Nun spitzt sich die Situation im Arbeitskampf zu. Neuer Höhepunkt: Schon während der neunten Streikwelle am Dienstag rief die Gewerkschaft zu einem erneuten Ausstand ab Donnerstag auf. Dies ist bereits die zehnte Arbeitsniederlegung der Piloten seit April dieses Jahres.
Keine neue Streiktaktik durch Cockpit
Der Gewerkschaftsexperte Dr. Hagen Lesch vom Institut der deutschen Wirtschaft in Köln sieht in der Häufung der Streiks und ihrer kurzfristigen Ankündigungen aber keine neue Taktik. "Je früher der Streik angekündigt ist, desto länger hat die Lufthansa Zeit ihn abzufedern." Die Gewerkschaft müsse für sich entscheiden, ob sie lediglich ein Zeichen setzten oder dem Unternehmen tatsächlich schaden will.
Allerdings geht die Vereinigung Cockpit mit ihrer Taktik das Risiko ein, ihren Rückhalt in der Bevölkerung zu verlieren. "Die Unsicherheit ist ähnlich wie beim Bahnstreik riesengross", sagt Lesch. "Die Besonderheit des Verkehrssektors ist es, dass allein die Androhung eines Streiks wirtschaftliche Auswirkungen für ein Unternehmen haben kann."
Streik kostet die Lufthansa bereit 170 Millionen Euro
Nach eigenen Angaben beläuft sich der Schaden des Streiks bei der Lufthansa bereits auf 170 Millionen Euro. Wo die Schmerzgrenze im aktuellen Konflikt liegt, kann laut IW-Experte Lesch nur das Unternehmen selbst beantworten. Die Lufthansa müsse zwischen den einmaligen Kosten des Streiks und den Kosten eines aus ihrer Sicht falschen Tarifabschlusses abwägen. "Sie wird die Streikkosten hinnehmen, wenn sie am Ende wenigstens die Reformen durchführen kann, um wettbewerbsfähig zu bleiben", so Lesch.

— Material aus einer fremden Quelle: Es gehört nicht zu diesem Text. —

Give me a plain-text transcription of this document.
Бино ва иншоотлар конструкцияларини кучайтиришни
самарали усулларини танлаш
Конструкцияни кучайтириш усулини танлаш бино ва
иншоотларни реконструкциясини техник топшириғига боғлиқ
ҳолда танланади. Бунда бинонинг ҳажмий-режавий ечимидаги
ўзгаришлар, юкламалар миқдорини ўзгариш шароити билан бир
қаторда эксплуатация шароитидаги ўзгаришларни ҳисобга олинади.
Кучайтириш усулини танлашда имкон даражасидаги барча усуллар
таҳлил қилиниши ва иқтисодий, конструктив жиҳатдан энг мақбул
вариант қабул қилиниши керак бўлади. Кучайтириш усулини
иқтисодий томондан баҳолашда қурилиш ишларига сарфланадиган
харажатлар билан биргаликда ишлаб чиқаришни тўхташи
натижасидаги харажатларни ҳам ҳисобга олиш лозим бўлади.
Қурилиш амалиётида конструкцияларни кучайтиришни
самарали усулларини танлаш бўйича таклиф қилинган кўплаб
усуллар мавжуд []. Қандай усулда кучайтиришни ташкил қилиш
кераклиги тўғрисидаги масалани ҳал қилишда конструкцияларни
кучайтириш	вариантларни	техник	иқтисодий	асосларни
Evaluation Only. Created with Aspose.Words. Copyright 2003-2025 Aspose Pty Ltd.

Während der Bahnstreik die Diskussion um die Verabschiedung eines Tarifeinheitsgesetzes befeuerte, sieht der Experte im Grundsatztarifkonflikt zwischen der Lufthansa und Cockpit keinen Grund zu Gesetzesänderungen. "Das gehört zur Tarifautonomie dazu. So etwas muss man aushalten."
Die Situation sei jedoch sehr komplex. Ein Schlichter würde den Prozess aus Sicht des Experten deutlich beschleunigen.
Missbraucht Cockpit das Streikrecht?
In der Auseinandersetzung zwischen Lufthansa und der Pilotengewerkschaft geht es neben zwei Lohnforderungen auch um die Übergangsversorgung der Piloten. Dass die Konkurrenten in beiden Fragen schon näher an der Einigung waren als nun kommuniziert, macht den Gewerkschaftsexperten Lesch jedoch misstrauisch. Angeblich sei nicht der Streit über die Übergangsregelung sondern eine strategische Entscheidung des Unternehmens Anlass des angekündigten Streiks. "Wenn das so wäre, würde Cockpit das Streikrecht missbrauchen, um in unternehmerische Entscheidungen einzugreifen." Ein sogenannter Stellvertreterstreik würde eine lange juristische Auseinandersetzung nach sich ziehen.
Bereits im Konflikt über die kurze Vorlaufzeit der Streiks hatten sich Unternehmen und Gewerkschaft vor Gericht getroffen. Die Lufthansa forderte eine Ankündigung mindestens 48 Stunden vor Streikbeginn. Cockpit bestand auf 24 Stunden. In diesem Fall gab das Arbeitsgericht der Gewerkschaft Recht.